ABSTRACT

John McGarry’s and Brendan O’Leary’s characteristically lively core contribution to this volume offers a useful development of their earlier writings on Northern Ireland’s recent institutional evolution. It combines analysis with prescription in a manner that reflects the broad trends in the deeply divided literature on consociational government, where advocates focus on the conflict-resolving capacity of this constitutional device, while opponents stress its allegedly divisive and undemocratic character. The present contribution shares McGarry’s and O’Leary’s normative

perspective, in seeing consociational arrangements – especially in challenging circumstances where the primary axis of division is an ethno-national one – as the most obvious, but not necessarily perfect, constitutional formula if civil unrest, internal conflict, and political disintegration are to be avoided.
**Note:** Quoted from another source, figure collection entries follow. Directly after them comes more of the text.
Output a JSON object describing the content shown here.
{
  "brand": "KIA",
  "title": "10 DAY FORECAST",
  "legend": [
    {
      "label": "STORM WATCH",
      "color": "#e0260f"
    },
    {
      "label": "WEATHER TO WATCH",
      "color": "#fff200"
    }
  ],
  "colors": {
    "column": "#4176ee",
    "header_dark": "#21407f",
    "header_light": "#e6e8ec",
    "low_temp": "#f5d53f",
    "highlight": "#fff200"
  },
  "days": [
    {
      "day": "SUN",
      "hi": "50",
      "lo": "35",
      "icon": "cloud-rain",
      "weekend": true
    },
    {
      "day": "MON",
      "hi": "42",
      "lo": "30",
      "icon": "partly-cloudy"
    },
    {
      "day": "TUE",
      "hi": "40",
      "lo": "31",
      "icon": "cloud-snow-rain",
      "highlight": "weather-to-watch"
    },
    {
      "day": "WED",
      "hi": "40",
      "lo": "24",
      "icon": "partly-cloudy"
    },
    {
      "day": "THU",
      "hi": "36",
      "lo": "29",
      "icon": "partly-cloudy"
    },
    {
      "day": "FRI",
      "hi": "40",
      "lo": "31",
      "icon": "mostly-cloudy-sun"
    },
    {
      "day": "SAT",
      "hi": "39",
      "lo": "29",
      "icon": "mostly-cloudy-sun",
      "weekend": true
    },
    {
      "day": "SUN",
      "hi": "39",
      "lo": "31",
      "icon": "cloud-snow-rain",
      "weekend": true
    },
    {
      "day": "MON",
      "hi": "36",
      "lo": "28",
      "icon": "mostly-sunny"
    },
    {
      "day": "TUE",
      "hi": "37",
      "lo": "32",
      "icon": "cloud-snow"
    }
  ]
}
This does not imply going as far as these authors in seeing academic analysis in the area as divided into two starkly defined camps: consociationalists and integrationists. Few specialists in the area would see themselves as falling unambiguously into one or other of these categories, though some might buy in, in an à-la-carte way, to one of these approaches. Many, however, would not wish to be associated with either camp, or, perhaps, even to acknowledge that such camps exist; and others would, as McGarry and O’Leary themselves implicitly admit, endorse consociation precisely as a means towards integration, thus straddling both positions. This paper considers three aspects of McGarry’s and O’Leary’s applica-

tion of consociational theory to Northern Ireland. First, it addresses a clear empirical difficulty in describing the Good Friday Agreement as consociational: the absence in the Northern Irish case of a key ingredient in the classical definition of consociation, group autonomy. It suggests resolving this by reworking the definition of consociation. Second, it explores the political consequences of the electoral system, a feature whose importance has been strongly and correctly emphasized by McGarry and O’Leary. Third, it examines the formula used in selection of the Executive and choice

of First Minister and Deputy First Minister – another important application of the consociational principle in Northern Ireland.